I nodded slowly. Maybe that could explain the differences. Why she seemed to be not quite herself.

Not herself.

“So what’s happening with Sarah, who would impersonate her and why? And why are you telling me?”

“I’m not certain,” he said, his form sliding back to the way I’d first seen him. “But I think I can guess fairly accurately. We’ve known about you for a few months, through a spy we have in Doors’ organization. Someone has taken an interest in you. I believe they abducted your girlfriend, observed her mannerisms and used our unique abilities to get close to you.”

“But why?”

“Your genes, Mr Danet. They want your healing. Your longevity. There’s no way to get those gifts for themselves, but for the family, for the next generation...” He spread his hands. “That’s why I asked you about the intimacy.”

It also explained the questions she’d asked about the limits of my regeneration. Like checking out private schools. She just wanted to know that she was getting the best for the baby.

“As far as how they abducted Miss Deyermond, they could have posed as anyone she knew and picked her up, taken her out for a ride.

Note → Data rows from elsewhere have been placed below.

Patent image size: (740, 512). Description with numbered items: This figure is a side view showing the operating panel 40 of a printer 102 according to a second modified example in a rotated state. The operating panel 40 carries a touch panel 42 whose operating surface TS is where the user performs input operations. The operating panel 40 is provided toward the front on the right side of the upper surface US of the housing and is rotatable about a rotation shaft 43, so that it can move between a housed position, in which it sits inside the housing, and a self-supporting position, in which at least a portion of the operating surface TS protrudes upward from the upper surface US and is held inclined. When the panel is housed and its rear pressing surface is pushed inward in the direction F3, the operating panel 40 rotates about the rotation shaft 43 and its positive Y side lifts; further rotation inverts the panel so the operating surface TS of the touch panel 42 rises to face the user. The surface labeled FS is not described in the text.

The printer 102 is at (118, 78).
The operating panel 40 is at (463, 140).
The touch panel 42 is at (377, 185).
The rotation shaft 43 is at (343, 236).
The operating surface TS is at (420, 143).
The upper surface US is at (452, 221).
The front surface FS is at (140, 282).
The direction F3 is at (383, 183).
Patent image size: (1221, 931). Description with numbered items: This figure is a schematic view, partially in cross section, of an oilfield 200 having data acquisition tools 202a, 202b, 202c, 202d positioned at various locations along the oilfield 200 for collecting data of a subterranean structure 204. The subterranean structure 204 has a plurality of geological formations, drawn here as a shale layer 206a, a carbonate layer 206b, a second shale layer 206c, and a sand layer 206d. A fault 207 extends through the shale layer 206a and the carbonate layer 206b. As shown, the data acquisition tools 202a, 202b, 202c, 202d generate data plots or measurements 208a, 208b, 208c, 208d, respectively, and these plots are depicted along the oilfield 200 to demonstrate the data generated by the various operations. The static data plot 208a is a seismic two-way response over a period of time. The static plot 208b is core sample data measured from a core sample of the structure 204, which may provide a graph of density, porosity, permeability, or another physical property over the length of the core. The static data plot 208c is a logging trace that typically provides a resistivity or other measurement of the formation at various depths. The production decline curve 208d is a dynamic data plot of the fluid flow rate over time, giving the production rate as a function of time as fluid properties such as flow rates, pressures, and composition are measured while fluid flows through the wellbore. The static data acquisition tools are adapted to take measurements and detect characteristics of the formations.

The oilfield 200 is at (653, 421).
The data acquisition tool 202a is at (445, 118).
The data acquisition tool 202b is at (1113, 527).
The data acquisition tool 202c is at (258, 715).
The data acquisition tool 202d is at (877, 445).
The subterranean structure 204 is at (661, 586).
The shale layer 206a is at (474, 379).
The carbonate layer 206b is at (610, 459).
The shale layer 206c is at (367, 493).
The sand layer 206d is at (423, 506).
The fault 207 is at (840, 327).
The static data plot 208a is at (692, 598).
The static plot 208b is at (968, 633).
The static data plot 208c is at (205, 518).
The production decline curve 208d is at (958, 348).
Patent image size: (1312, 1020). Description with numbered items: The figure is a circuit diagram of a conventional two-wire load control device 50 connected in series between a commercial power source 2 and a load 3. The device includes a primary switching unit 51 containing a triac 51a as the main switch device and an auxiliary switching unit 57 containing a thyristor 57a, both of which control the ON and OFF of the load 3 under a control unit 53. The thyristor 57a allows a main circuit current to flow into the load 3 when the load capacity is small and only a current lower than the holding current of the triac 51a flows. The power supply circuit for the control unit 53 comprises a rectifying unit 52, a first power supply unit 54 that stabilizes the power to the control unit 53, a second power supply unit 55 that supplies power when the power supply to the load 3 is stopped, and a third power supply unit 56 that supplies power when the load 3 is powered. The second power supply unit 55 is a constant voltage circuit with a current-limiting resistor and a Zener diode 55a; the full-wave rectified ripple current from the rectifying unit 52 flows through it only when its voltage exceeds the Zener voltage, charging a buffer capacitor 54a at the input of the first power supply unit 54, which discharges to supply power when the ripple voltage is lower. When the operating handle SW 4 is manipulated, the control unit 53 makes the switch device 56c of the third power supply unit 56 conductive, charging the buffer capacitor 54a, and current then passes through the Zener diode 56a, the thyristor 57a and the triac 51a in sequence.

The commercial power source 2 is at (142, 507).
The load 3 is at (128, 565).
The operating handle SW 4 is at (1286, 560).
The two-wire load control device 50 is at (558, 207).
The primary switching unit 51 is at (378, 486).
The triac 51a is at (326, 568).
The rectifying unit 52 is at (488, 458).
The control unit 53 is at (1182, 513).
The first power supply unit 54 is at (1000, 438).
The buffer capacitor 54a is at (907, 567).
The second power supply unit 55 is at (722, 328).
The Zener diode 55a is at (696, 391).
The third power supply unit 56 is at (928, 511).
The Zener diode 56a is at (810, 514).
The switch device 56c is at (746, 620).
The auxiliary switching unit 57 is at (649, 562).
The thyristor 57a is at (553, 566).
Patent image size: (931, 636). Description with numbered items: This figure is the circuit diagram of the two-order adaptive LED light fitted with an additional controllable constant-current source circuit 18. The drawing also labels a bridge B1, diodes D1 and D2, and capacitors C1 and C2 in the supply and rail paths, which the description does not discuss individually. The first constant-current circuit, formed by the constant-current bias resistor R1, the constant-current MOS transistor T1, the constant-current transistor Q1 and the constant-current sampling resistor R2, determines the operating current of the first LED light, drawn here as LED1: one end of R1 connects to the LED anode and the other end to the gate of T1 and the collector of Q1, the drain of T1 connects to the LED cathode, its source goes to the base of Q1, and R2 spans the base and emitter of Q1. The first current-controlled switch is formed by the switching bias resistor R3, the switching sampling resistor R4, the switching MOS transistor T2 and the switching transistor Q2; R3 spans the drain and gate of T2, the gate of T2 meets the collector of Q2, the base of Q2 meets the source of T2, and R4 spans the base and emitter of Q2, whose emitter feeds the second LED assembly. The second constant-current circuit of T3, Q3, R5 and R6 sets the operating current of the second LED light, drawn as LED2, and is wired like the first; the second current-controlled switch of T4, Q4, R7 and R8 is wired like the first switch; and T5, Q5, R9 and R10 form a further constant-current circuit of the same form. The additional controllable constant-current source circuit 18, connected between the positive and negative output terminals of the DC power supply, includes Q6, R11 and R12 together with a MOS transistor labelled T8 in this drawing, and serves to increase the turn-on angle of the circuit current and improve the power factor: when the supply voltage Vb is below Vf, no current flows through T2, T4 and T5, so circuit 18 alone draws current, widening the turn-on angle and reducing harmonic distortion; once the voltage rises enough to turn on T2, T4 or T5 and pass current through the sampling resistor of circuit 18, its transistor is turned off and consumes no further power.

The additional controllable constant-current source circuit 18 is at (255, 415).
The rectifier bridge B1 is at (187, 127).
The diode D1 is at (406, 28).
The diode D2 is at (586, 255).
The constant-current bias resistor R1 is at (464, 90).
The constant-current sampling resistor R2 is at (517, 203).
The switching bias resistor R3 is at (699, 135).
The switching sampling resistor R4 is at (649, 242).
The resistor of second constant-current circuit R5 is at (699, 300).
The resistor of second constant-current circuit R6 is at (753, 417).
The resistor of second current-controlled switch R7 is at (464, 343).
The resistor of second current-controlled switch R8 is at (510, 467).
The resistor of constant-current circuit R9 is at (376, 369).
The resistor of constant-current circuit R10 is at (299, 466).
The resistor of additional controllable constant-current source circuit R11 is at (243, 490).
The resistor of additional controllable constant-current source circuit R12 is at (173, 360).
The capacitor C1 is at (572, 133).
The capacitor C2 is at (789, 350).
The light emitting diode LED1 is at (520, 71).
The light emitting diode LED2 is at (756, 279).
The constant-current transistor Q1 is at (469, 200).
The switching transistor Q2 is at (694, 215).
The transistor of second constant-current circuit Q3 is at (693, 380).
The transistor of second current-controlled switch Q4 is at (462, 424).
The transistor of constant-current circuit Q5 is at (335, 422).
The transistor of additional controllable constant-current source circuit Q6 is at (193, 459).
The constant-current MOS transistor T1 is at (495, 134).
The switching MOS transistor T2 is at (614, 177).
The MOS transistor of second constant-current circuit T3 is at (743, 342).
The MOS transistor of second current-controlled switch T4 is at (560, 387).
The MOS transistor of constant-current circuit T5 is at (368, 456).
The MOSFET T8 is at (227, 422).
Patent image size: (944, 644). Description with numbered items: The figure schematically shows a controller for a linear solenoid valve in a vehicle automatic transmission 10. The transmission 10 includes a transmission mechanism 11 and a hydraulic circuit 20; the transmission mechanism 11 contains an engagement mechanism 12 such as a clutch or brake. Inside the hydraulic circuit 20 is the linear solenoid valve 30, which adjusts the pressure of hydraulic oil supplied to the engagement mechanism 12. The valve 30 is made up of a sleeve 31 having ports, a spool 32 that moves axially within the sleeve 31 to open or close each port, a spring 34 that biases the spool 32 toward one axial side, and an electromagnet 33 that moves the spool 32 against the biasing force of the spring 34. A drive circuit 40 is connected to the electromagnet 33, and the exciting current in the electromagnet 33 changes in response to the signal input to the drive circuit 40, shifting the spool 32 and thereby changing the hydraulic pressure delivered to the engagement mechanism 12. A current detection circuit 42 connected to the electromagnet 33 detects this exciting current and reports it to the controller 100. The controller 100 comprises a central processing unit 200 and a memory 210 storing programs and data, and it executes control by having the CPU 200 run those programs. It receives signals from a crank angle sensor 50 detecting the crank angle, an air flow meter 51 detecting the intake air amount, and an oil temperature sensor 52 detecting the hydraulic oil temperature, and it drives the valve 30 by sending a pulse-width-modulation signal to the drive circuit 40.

Maybe she thought she was taking a walk with you.”

The idea of someone using my likeness, wearing my appearance like a suit, using me to get to Sarah made me queasy. Then I thought of someone using her likeness to manipulate me.

“So now what?” I asked. “Does this imposter let Sarah go?”

“Not quite yet, I wouldn’t think,” he said. “I’d think they’d want to be certain of conception. It’s a lot of work and risk to be any less than certain.”

“So is Sarah safe now?” I asked, trying to keep my fear in check.

“Probably,” he said. “If this didn’t work, they’d want to use her knowledge to find another way to get to you. She’s an asset, until they get what they want.”

“How can I get her back? Would they trade a test tube full of my boys for her release?” Yeah, I know. We don’t negotiate, all that. But for Sarah’s life I’d compromise pretty much any principle.